Online Parameter Estimation via Real-Time Replanning of Continuous Gaussian POMDPs (pdf)

Dustin J. Webb, Kyle L. Crandall, Jur van den Berg


An accurate dynamics model of a robot is an important ingredient of many algorithms used to solve robotics problems, including motion planning, control, localization, and mapping. Models derived from first principles often contain parameters (e.g. mass, moment of inertia, arm lengths, etc.) for which values are unknown. Those which cannot be easily measured must be estimated from the observed behavior of the robot. A good approach to address this problem is to plan control policies for the robot that elicit maximal amounts of information about the parameters of the system, while still achieving other objectives specified for the robot.

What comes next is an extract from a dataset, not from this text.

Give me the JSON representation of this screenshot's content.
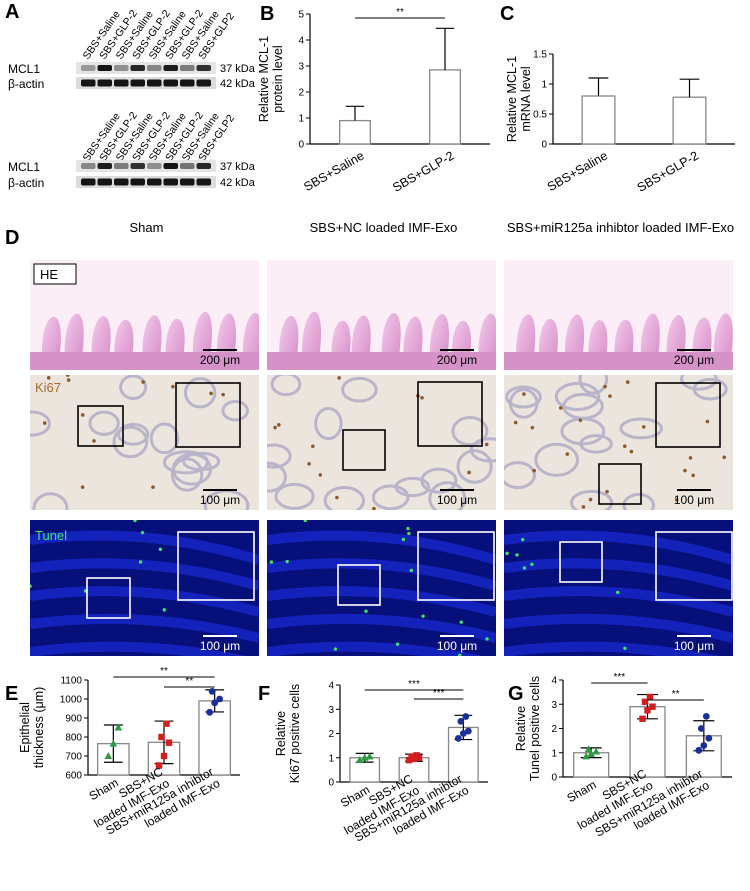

In case of parameters subject to drift, this must be done continuously over the lifetime of the robot if costly re-calibrations are to be avoided. In this paper, we introduce a new method that formulates the parameter estimation problem as a continuous partially-observable Markov decision process (POMDP), which plans control policies that optimally trade-off the effort spent on learning parameters and effort spent on achieving regular robot objectives (exploration vs. exploitation), and allow for online, continual parameter estimation. While POMDPs have, until recently, been mostly of theoretical interest due to their inherent complexity, we build on recent advances that allow continuous, Gaussian POMDPs to be approximately-optimally solved in near-real-time rates. We show that the computed control policies lead to improved convergence of the belief of the parameters compared to system identification approaches based on applying random controls.